- Born: 1984 (age 41–42) Chicago, Illinois, U.S.
- Education: Oberlin College (BA)
- Website: aliciaeler.com

= Alicia Eler =

American journalist

Alicia Eler (born 1984) is a visual art critic and reporter at the Star Tribune in Minneapolis. Eler's cultural criticism and reporting are published in The Guardian, Glamour, New York magazine, CNN, LA Weekly, Chicago Tribune, Chicago Sun-Times, New Inquiry, Hyperallergic, Aperture, Maxim, Art21, and Artforum.

Her first book was The Selfie Generation: How Our Self Images Are Changing Our Notions of Privacy, Property, Sex, Consent, and Culture.

==Early life and education==
Eler was born and grew up in the Chicago suburb of Skokie, Illinois. She attended Evanston Township High School, and then went on to receive a BA in art history from Oberlin College in 2006.

==Career==
Eler is visual art critic/reporter at the Star Tribune of Minneapolis. She has written for many arts publications, including Hyperallergic, Artsy, Aperture, Artforum, Art Papers, and others.

She has curated multiple art shows involving video art, new media and internet aesthetics. In 2013, Chicago magazine identified her as one of "six young art curators you should know," noting her use of social media.

Eler has written long-form culture essays. She has also written personal narrative essays about adolescence, queerness, and digital vulnerability for The Guardian and New York magazine. She has interviewed various celebrities.

From 2013 to 2014, Eler ran a column on Hyperallergic that was popularly referred to as the "Selfie Column." The column investigated the selfie as a popular culture phenomenon, considering its roots in self-portraiture, social networked culture, and feminism. The column ran every Monday, and included a round up of the week's news, Eler's selfie analysis, and selfie contributions from readers.

Eler has co-authored two essays on the affective labor and gamification of internet dating culture with writer Eve Peyser for The New Inquiry. Their first Tinder essay, “How to Win Tinder,” was named as one of Gawker's "The Best Things We Read in 2015" and one of Autostraddle's "The Best Longreads of 2015 — All Written by Women" She was referred to as a Tinder expert on David Lizerbram & Associates podcast, Products of the Mind.
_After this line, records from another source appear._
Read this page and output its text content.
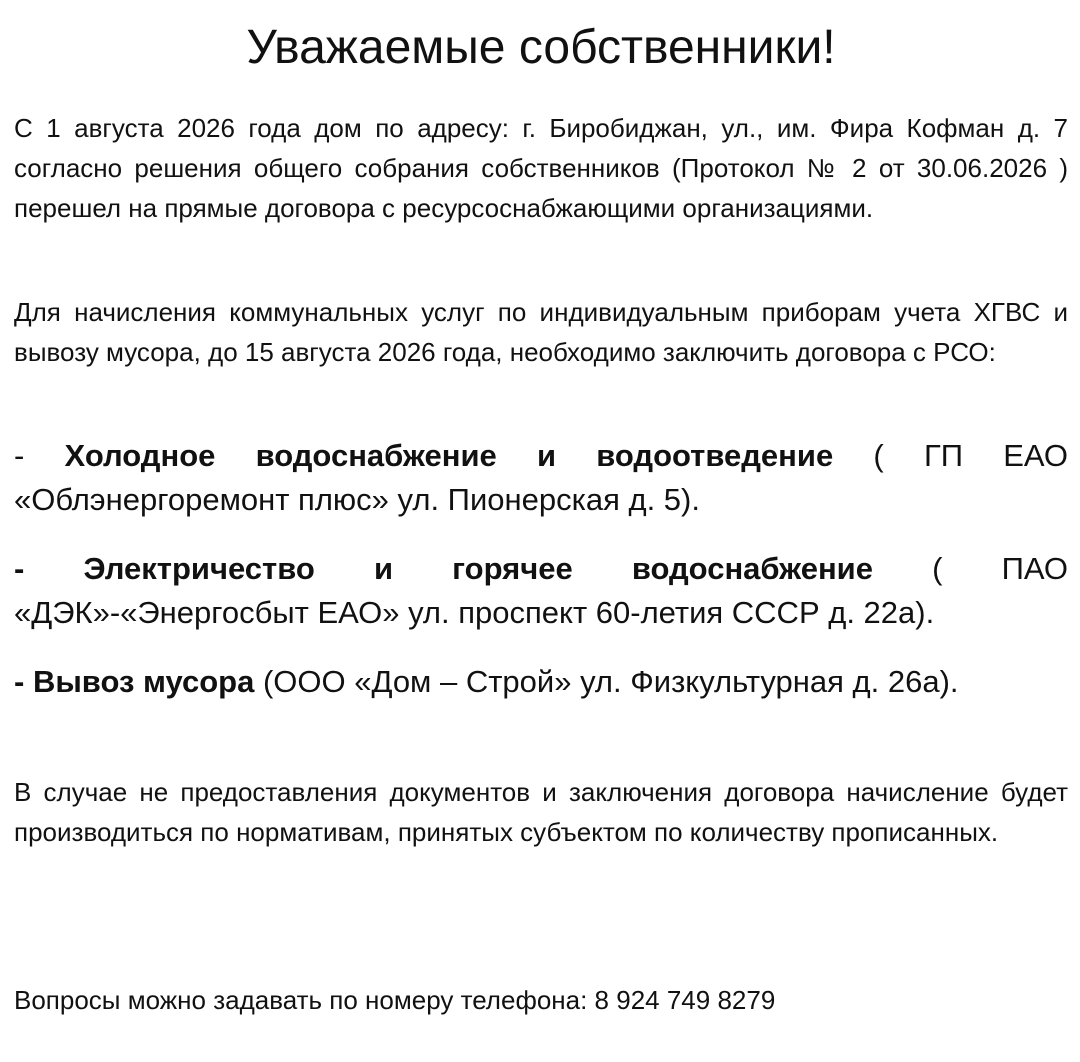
Уважаемые собственники!

С 1 августа 2026 года дом по адресу: г. Биробиджан, ул., им. Фира Кофман д. 7 согласно решения общего собрания собственников (Протокол № 2 от 30.06.2026 ) перешел на прямые договора с ресурсоснабжающими организациями.

Для начисления коммунальных услуг по индивидуальным приборам учета ХГВС и вывозу мусора, до 15 августа 2026 года, необходимо заключить договора с РСО:

- Холодное водоснабжение и водоотведение ( ГП ЕАО «Облэнергоремонт плюс» ул. Пионерская д. 5).

- Электричество и горячее водоснабжение ( ПАО «ДЭК»-«Энергосбыт ЕАО» ул. проспект 60-летия СССР д. 22а).

- Вывоз мусора (ООО «Дом – Строй» ул. Физкультурная д. 26а).

В случае не предоставления документов и заключения договора начисление будет производиться по нормативам, принятых субъектом по количеству прописанных.

Вопросы можно задавать по номеру телефона: 8 924 749 8279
Wired magazine featured their essay in the story "Can Women Build a Better Tinder?". Their second essay, "Tinderization of Feeling" received attention from Le Monde (France), The Daily Beast, Hyperallergic, The Independent, and The Fader. The essay was also translated into Brazilian Portuguese. On Valentine's Day 2016, Peyser and Eler were interviewed on Toronto-based Mark Towhey's Newstalk 1010 radio show.

Eler was the guest editor-in-chief of two issues of PBS’ Art21 Magazine. She worked on the Family Issue (May/June 2015) and the Happiness Issue (September/October 2015). She is an LA correspondent for Hyperallergic. Previously she was the tech culture reporter for ReadWrite. Eler has also worked with the Chicago Tribune as the arts and entertainment community manager for the ChicagoNow blog.

Eler broke the news story "President Obama Pens Apology to an Art Historian" for Hyperallergic. It was featured on two network TV shows: MSNBC's Rachel Maddow show and NBC's Hardball with Chris Matthews. The story was picked up by The New York Times, New York magazine, New York Post, Reuters, Talking Points Memo, Politico, Memorandum, Huffington Post, Complex, Washington Examiner, Townhall, The Wire, Mediaite, Chronicle of Higher Education.

== Reception ==
The DailyDot named her one of "15 hilarious women you need to follow on Twitter".

==Books==
- The Selfie Generation: How Our Self Images Are Changing Our Notions of Privacy, Property, Sex, Consent, and Culture.